A generous fellowship from the John Simon Guggenheim Memorial Foundation helped me to write this novel.
I owe special thanks to the General Society of Mechanics and Tradesmen’s Library on West Forty-fourth Street in Manhattan—already long established in 1928, and still going strong. Among many dozens of books treating 1920s New York, I am particularly grateful to: Will Irwin, Highlights of Manhattan (1927); Joe Laurie, Jr., Vaudeville: From the Honky-Tonks to the Palace (1953); Caroline Seebohm, The Man Who Was Vogue: The Life and Times of Condé Nast (1982); and The Encyclopedia of New York City, ed. Kenneth T. Jackson (1995). As always, I hasten to note that I am writing fiction, not history, and that I’ve availed myself of many small liberties, from the architectural to the zoological.
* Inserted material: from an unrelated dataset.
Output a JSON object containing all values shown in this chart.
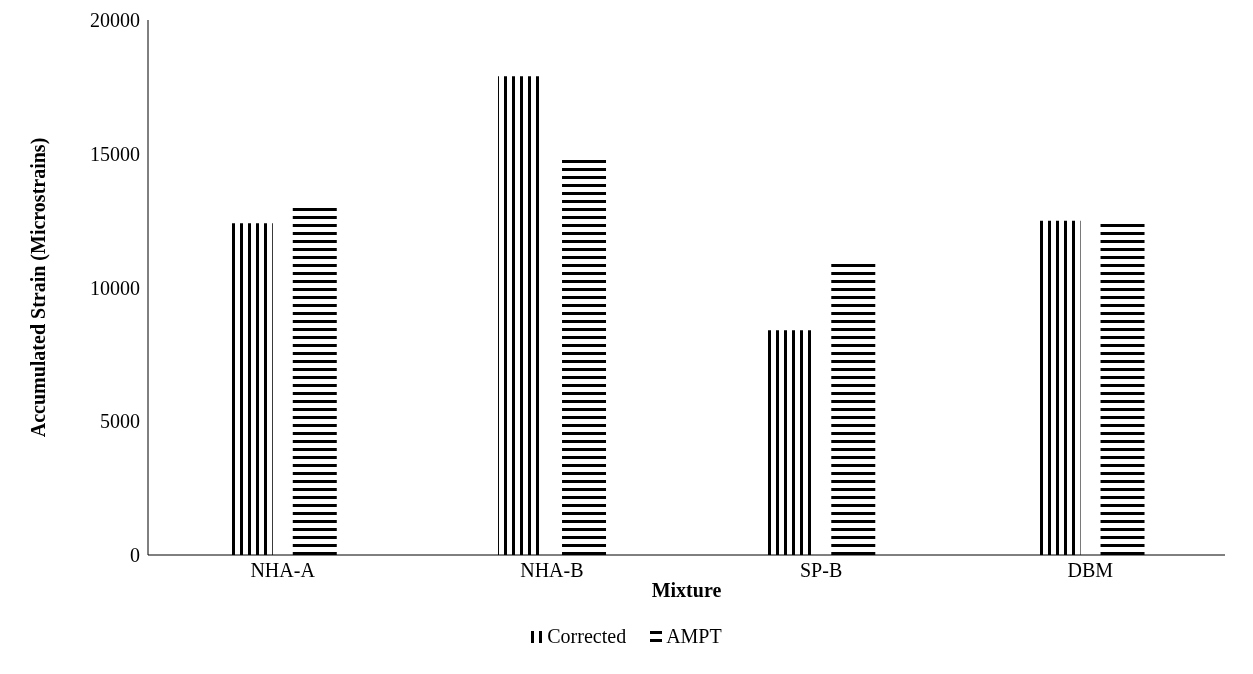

I could not have done without the crazy rhythms of Roger Wolfe Kahn, whose incomparably evocative music has filled my study for the past three years.
Over the past decade it’s been my great good fortune to have Dan Frank as an editor. Andrea Barrett is a near-daily source of advice and inspiration in my life. Frances Kiernan, Richard Bausch, André Bernard, Michael Collier, and Sloan Harris are other indispensable presences.
But, above all, thanks to Bill Bodenschatz.